A very intelligent man called V.M. Zatsiorsky once stated that you won’t get any faster or stronger after 3 weeks on the same cycle!...Just let that sink in for a while after you’ve done 3 x 10 on the Dumbbell Bench Press on a Monday (international chest day!) for the 3rd year running! When you first started doing it you probably experienced quick gains but then after a few weeks, progress seemed to halt and now you’re using a similar weight each week.
This is called the Law of Accommodation…if you do the same thing over and over again you will not get any better at it and can actually get worse…if you notice, this is similar to the definition of insanity!
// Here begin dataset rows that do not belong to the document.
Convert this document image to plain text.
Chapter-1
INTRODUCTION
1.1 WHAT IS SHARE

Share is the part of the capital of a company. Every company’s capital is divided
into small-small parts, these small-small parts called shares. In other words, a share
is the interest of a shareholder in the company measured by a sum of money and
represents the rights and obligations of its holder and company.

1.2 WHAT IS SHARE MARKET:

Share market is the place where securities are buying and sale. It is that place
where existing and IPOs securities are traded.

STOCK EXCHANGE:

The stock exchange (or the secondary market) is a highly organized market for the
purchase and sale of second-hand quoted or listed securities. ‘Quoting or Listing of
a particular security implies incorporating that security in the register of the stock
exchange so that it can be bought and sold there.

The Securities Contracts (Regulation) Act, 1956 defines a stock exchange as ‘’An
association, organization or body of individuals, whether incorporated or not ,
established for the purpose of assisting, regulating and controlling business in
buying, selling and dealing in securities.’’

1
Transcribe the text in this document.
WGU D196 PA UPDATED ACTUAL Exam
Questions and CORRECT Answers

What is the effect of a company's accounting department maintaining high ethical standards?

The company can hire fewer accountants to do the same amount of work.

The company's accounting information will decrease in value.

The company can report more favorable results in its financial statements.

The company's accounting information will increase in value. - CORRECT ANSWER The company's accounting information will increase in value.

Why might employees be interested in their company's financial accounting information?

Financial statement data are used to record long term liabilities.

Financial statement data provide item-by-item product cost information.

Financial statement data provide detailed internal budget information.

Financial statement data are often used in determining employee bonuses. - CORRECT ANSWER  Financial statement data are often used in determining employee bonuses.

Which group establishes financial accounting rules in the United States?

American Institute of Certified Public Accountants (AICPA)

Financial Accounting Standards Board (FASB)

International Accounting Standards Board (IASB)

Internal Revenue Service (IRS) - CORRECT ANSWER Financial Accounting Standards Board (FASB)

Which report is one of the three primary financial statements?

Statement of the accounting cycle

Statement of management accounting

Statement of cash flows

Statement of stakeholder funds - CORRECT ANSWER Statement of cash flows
Your body is an extremely intelligent machine, much more intelligent than any man-made machine ever will be and more intelligent than we will ever fully realise. Your body’s main focus is survival; it doesn’t want big muscles or single digit body fat levels and it will resist you all of the way which is why it is so damned hard to get there. It will adapt to its environment and demands as quickly as possible and do as little as possible to be able to keep at that required level. Your body wants as little muscle as possible to still be able to perform everyday tasks and it WANTS to have body fat stores in case you find yourself in a zombie apocalypse and can’t find any food for days on end…having to eat every 2-3 hours to preserve your big muscles just isn’t practical if you have to survive in the woods!
So, we need to keep ‘tricking’ our bodies into constantly feeling like it has to adapt to new situations so it continues to evolve and progress.
So how do you switch things up to keep progressing?
If you have lots of different pieces of equipment in your gym then use them. If not, then it doesn’t matter but you need to get your creative head on. For these examples I am going to use Triceps exercises…you can change exercise, one week you can do banded triceps pushdowns then next time you do dumbbell extensions, the next you do Tate presses…you get the picture.
You can even use the same exercise and make them different exercises at the same time, stay with me on this one…let’s take the dumbbell triceps extensions, one week you do 3 x 10, then the next week you do this on a different angled bench, the next week you do a 3-3 tempo (3 seconds lowering and 3 seconds raising), the fourth week you do as many reps as possible in 2 minutes. Even though it is the same exercise, something has changed, from reps, to time under tension, to weight used, so to your body it is a different stimulus that it needs to adapt to; thus defying the Law of Accommodation
So to sum up; you need to keep mixing up your training to keep progress rolling. If your progress has stalled, whether that is strength levels, muscle building, weight loss or fitness then you need to start to outsmart yourself with what you are doing in the gym. Just turning up 3/4 times a week and plodding along each time while you’re there just won’t cut it!